TORONTO (Reuters) - Canada’s main stock index advanced on Monday, helped by strength in gold-mining shares amid heightened demand for safe-haven assets like precious metals.
On global markets, U.S. President Donald Trump’s failure to win enough congressional support for healthcare legislation reform was bearish for stocks but bullish for government bonds, whose yields fell.
The Toronto Stock Exchange’s S&P/TSX composite index .GSPTSE closed up 63.55 points, or 0.41 percent, at 15,506.22. Eight of the index’s 10 main groups were higher.
The TSX had ended last week with two straight days of gains after Canada’s government held off from raising taxes on investors in its budget, and the United States approved TransCanada Corp’s (TRP.TO) Keystone XL pipeline.

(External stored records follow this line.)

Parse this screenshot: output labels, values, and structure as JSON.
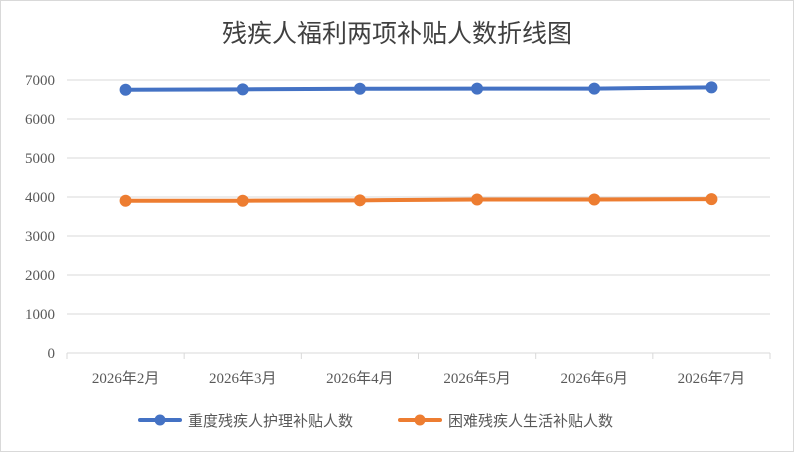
{
  "chart_data": {
    "type": "line",
    "title": "残疾人福利两项补贴人数折线图",
    "xlabel": "",
    "ylabel": "",
    "categories": [
      "2026年2月",
      "2026年3月",
      "2026年4月",
      "2026年5月",
      "2026年6月",
      "2026年7月"
    ],
    "ylim": [
      0,
      7000
    ],
    "yticks": [
      0,
      1000,
      2000,
      3000,
      4000,
      5000,
      6000,
      7000
    ],
    "grid": true,
    "legend_position": "bottom",
    "series": [
      {
        "name": "重度残疾人护理补贴人数",
        "color": "#4472C4",
        "values": [
          6750,
          6760,
          6775,
          6780,
          6780,
          6810
        ]
      },
      {
        "name": "困难残疾人生活补贴人数",
        "color": "#ED7D31",
        "values": [
          3905,
          3905,
          3915,
          3935,
          3935,
          3945
        ]
      }
    ]
  }
}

The materials group, which includes precious and base metals miners and fertilizer companies, rose 1.4 percent, with Barrick Gold Corp (ABX.TO) climbing 1.9 percent to C$26.20.
Spot gold XAU= was up 0.9 percent at $1,254.76 an ounce, having touched a one-month high earlier in the session. [GOL/][MET/L]
The energy group fell 0.1 percent as oil prices declined on uncertainty over whether an OPEC-led production cut will be extended beyond June in an effort to counter a glut of crude.
U.S. crude CLc1 prices were down 0.4 percent at $47.79 a barrel, while Suncor Energy Inc (SU.TO) fell 0.9 percent to C$40.47.